I am working with Arista (vendor of our network switches that connect the NetApp A300 to our servers) on a case where VMWare lost connectivity to the A300 storage during a failover / giveback. Arista is asking for detailed information on what is actually happening during a failover/giveback so that they can troubleshoot from their end.
But I was wondering if there is more detailed information available than that in relation to the networking side of a failover/giveback. What's actually happening 'under the covers' when a LIF fails over like timing of network requests etc.
2 REPLIES 2
The way that I understand it from a networking perspective is that ONTAP sends Gratuitous ARP (GARP) packets to the upstream switches to notify them that the LIF was migrated and tells the switches that they should update their ARP table with the proper MAC address.

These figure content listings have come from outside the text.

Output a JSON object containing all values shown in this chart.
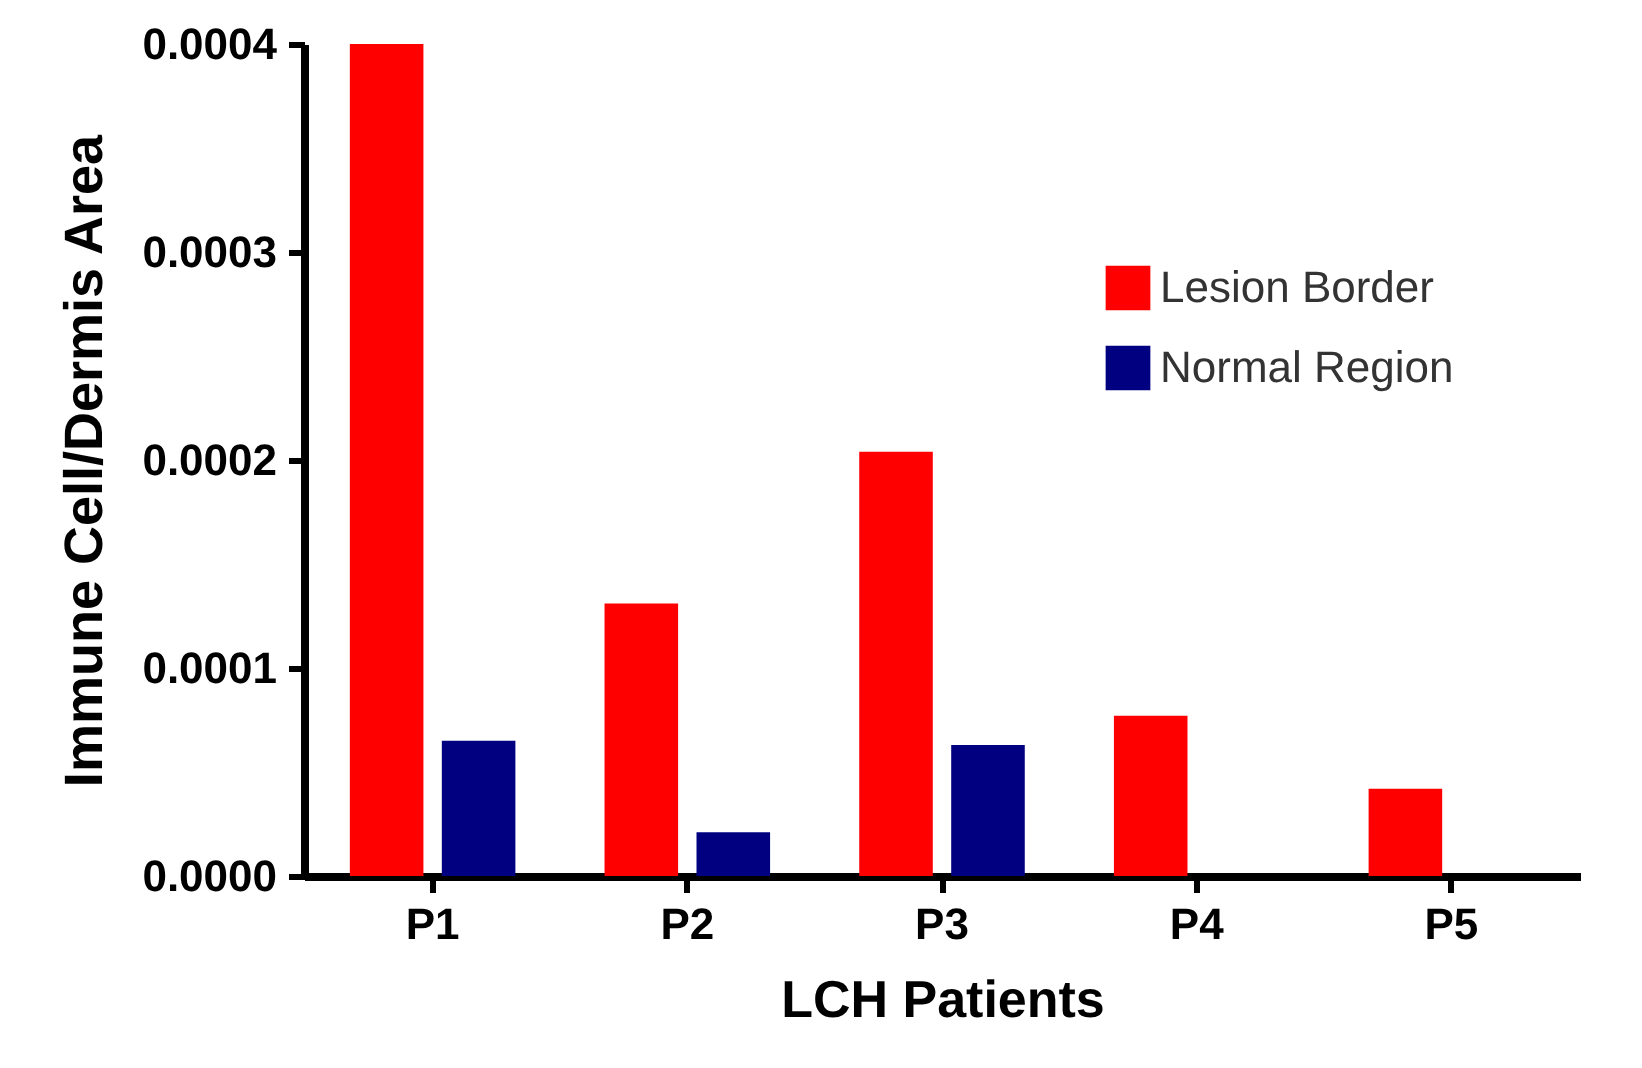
{
  "chart_data": {
    "type": "bar",
    "xlabel": "LCH Patients",
    "ylabel": "Immune Cell/Dermis Area",
    "categories": [
      "P1",
      "P2",
      "P3",
      "P4",
      "P5"
    ],
    "series": [
      {
        "name": "Lesion Border",
        "color": "#ff0000",
        "values": [
          0.0004,
          0.000131,
          0.000204,
          7.7e-05,
          4.2e-05
        ]
      },
      {
        "name": "Normal Region",
        "color": "#000080",
        "values": [
          6.5e-05,
          2.1e-05,
          6.3e-05,
          0,
          0
        ]
      }
    ],
    "ylim": [
      0,
      0.0004
    ],
    "yticks": [
      {
        "value": 0,
        "label": "0.0000"
      },
      0.0001,
      0.0002,
      0.0003,
      0.0004
    ],
    "legend": "top right"
  }
}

Depending on the amount of LIFs that are migrating and/or the upstream switch configuration, these GARP packets could possibly be dropped and the switch's ARP table wouldn't be updated as a result. Not sure if that's actually the case with your issue, but a packet capture on both sides of the conversation (ONTAP and your Arista switches) while you do a takeover/giveback operation would provide some useful data.
I was more looking for timings of the network process during a failover/giveback: like at 00:00 sent command x. after 10 seconds, send command yyy, wait for response, if no response resent in xxx seconds etc. I figure someone @netapp would have such a process flow of their procedure?